“If you want to gather honey, don’t kick over the beehive!”
If you want to win friends, don’t criticise them. This is the essence of a book I read recently, How to win friends and influence people by Dale Carnegie (first published in 1937). Despite its age, many people celebrate the book’s suggestions and methods as still being applicable to today’s life, especially when it comes to social interactions. It mainly deals with the challenge of criticising people in a way that doesn’t make the other person want to bite your head off. Admittedly, the piece seems to be mostly directed towards LEADERS and saleswomen. But I think there’s generally useful advice hidden in between such as how to make people like you, how to be a good conversationalist, and how to give non-offensive feedback.
How not to win friends
In Carnegie’s opinion, you should avoid delivering criticism. That doesn’t mean that you have to remain silent, when you truly need to improve someone’s behaviour or work ethics. Carnegie suggests to ask questions about the problem, to propose changes, to point out your own mistakes first, and to give them the opportunity to correct themselves. In short, don’t tell them that they are wrong.
A few years back, I received a less than unsatisfactory mark for a paper I had written. So, I asked my supervisor to explain the problems with my paper. Not only did he refuse to put aside five minutes for me, claiming that he had already written me a letter with his remarks. His feedback, when I read it, was written in such an offensive manner that I scanned it but once. I have never looked at it again, and consequently didn’t learn from my mistakes. I also avoided this teacher from that day forth.
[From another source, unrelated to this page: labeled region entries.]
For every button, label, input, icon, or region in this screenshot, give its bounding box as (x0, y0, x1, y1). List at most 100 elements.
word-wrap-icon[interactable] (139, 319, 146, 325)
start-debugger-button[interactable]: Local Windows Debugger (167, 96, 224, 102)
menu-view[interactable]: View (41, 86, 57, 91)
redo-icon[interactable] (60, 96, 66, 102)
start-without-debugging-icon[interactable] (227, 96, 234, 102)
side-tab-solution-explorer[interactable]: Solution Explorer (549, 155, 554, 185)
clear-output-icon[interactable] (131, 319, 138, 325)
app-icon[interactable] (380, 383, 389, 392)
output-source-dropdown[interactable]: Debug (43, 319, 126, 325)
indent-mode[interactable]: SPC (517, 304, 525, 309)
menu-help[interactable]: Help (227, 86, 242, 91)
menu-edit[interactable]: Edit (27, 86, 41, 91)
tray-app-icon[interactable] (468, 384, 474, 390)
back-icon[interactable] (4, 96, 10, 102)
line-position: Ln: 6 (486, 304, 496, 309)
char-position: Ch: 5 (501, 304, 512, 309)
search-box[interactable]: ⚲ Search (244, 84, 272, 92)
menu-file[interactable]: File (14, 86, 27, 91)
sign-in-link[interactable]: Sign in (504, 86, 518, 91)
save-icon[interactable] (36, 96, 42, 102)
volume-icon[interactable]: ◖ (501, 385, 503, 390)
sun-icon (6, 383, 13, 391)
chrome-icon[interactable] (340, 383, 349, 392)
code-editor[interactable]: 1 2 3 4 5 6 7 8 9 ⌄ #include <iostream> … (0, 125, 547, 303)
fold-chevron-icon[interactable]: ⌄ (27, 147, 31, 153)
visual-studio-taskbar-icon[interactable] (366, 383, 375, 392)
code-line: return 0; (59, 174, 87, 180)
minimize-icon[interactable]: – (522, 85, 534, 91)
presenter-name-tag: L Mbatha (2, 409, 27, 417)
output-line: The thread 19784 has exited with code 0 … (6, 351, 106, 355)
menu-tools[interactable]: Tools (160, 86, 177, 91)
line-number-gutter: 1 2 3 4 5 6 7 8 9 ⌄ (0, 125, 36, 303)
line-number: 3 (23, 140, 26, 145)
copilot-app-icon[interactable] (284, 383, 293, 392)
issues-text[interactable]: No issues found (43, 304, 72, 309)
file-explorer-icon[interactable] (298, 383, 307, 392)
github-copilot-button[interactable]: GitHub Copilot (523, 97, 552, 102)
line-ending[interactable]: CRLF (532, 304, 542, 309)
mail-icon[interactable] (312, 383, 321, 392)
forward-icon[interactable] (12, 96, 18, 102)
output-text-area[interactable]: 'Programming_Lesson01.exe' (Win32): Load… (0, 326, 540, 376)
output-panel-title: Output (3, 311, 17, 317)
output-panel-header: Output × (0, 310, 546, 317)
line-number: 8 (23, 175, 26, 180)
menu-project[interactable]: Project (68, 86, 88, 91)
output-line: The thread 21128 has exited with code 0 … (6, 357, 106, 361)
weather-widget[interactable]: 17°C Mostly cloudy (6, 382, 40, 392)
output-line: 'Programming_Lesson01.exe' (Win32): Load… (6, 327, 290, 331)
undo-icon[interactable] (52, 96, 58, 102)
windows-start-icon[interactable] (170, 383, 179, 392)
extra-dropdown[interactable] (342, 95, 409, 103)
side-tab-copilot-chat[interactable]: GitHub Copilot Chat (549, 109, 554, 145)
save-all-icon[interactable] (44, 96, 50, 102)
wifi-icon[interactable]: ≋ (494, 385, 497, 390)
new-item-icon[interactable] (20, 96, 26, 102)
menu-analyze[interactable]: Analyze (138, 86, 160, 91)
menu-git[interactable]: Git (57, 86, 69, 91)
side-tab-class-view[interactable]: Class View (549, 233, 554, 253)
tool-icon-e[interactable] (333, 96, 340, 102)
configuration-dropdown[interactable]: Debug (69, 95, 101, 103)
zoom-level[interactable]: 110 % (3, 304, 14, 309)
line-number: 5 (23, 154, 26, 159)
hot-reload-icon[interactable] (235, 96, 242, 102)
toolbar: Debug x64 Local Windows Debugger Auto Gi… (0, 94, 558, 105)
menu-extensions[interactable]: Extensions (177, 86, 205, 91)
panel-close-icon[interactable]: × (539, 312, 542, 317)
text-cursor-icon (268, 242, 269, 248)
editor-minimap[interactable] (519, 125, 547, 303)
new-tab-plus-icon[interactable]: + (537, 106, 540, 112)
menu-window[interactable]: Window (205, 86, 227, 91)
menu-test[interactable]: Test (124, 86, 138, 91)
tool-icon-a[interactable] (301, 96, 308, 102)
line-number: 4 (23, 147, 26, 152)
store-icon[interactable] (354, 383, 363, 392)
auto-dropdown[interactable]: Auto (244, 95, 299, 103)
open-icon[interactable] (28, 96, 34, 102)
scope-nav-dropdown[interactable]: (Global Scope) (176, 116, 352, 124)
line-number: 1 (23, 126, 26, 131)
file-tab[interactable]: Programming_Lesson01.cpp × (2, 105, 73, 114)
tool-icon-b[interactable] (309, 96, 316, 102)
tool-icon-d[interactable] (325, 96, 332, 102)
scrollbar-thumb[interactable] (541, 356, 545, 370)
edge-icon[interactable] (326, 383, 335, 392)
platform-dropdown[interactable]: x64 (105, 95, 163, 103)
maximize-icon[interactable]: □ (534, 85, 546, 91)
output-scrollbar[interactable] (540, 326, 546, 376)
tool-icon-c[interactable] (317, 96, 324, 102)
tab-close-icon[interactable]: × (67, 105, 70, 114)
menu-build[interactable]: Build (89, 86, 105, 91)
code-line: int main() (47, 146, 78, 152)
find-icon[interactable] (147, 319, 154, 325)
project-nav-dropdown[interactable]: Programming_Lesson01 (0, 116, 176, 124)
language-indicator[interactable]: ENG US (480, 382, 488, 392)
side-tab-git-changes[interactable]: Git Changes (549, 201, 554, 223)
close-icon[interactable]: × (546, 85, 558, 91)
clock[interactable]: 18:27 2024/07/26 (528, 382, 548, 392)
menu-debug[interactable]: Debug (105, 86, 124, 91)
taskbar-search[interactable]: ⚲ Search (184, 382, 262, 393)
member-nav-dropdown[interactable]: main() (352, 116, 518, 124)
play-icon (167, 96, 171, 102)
To win friends through useful feedback
If you want to point out mistakes in another’s work, Carnegie advices to start off with the positive. A while ago, a friend and I exchanged the stories we were working on with the goal to give each other useful feedback. In order to encourage my friend to keep on writing, I looked up how to deliver encouraging feedback. What I found out was that it wasn’t my job to tell her how to write her story. Be clear about your goal, and what helps the other person before you criticise. Of course, I read many sources that suggested to begin with the positive as Carnegie does. Still, there was one advice that I found even more useful: If you start with the positive, you can still undermine everything you have said so far by starting the negative section with BUT. Using BUT indicates that everything you said before wasn’t as important as the following part. I took that very seriously. Therefore, instead of telling her what I would do differently, I asked her how one chapter was connected to the rest of the story, why she decided to place one storyline before another, and how I liked one aspect that could be more present. In exchange, she provided me with a couple of useful advices for my own story.
To win friends by keeping your mouth shut
Criticising is a form of art. You have to practise it regularly, and
more often than not it is all about learning to keep your mouth shut, whenever a bad word is knocking at your teeth. In the end, not everyone you meet needs to be criticised by you. So, don’t waste your time being angry about another person’s shortcomings, if you can help it. Of course, I only considered a few aspects of Carnegie’s book, which I found noteworthy. There is an abundance of advice, some of which can be useful in any kind of social interaction, and some of which is more useful in a leader-subordinate-relationship, or when dealing with an angry customer.
What is your method of delivering and handling criticism?